Pourtant, le cas de Sandoz prouve que l'intervention de l'État peut avoir un impact. L'Autriche soutient l'usine Sandoz de Kundl, en Autriche, à hauteur de 50 millions d'euros. Il s'agit du seul site de production restant en Europe qui fabrique encore de la pénicilline, de la substance active au comprimé. En contrepartie des subventions de l'État, l'entreprise s'engage à maintenir le site de production pendant dix ans et augmente elle-même ses investissements.
Des représentants du PS vont plus loin en demandant la nationalisation de Sandoz. Par ailleurs, des idées circulent pour rapatrier la production en Europe. Rudolf Blankart souhaite de son côté aborder cette question de manière plus nuancée. Il estime que des incitations financières bien pensées sont plus efficaces que le rapatriement de toute une industrie en Europe par le biais de réglementations.
L'installation de la production et le recrutement de personnel qualifié, administrés par l'Etat, seraient «une utopie». Car un tel changement coûterait beaucoup de temps et d'argent. La production d'antibiotiques est trop mondialisée pour revenir en arrière. Une grande partie des produits chimiques de base proviennent aujourd'hui d'Inde et de Chine.
L'Office fédéral de la santé publique indique qu'il soutient différents programmes qui encouragent la recherche et le développement.

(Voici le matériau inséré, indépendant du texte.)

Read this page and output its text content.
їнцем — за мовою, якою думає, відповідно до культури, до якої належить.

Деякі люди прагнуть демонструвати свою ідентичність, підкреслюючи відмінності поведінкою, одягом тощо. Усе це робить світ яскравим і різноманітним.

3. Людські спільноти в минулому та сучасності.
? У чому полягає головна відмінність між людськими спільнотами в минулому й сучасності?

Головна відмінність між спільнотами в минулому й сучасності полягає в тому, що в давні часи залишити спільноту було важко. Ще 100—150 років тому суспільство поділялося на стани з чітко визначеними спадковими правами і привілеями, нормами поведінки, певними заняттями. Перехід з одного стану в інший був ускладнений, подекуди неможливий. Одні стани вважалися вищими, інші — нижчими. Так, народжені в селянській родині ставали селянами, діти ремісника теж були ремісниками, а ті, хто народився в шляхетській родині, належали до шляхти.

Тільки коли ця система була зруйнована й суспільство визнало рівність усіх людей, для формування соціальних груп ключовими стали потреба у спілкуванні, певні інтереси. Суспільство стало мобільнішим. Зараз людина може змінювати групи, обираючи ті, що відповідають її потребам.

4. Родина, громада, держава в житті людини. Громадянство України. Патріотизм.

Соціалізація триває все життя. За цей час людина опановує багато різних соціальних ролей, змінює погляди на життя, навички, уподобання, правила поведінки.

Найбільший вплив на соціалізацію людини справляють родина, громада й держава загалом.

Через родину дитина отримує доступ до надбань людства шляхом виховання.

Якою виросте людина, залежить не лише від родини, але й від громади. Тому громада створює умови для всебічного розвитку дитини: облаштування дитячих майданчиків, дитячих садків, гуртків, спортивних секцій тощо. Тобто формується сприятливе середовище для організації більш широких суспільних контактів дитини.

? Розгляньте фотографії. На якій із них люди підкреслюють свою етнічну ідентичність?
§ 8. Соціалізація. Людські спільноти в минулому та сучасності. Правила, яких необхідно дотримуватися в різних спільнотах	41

Des études préliminaires ont également été menées sur les systèmes d'incitation.
C'est pourquoi il faut une approche coordonnée au niveau international pour le développement de nouveaux antibiotiques, mais aussi pour les nouveaux modèles d'incitation. Nous sommes en contact avec la «Table ronde sur les antibiotiques» et sommes ouverts à des interventions dans ce sens.
Dès que la crise devient perceptible pour les citoyens ordinaires, comme c'est le cas actuellement, la pression sur les marchés augmente.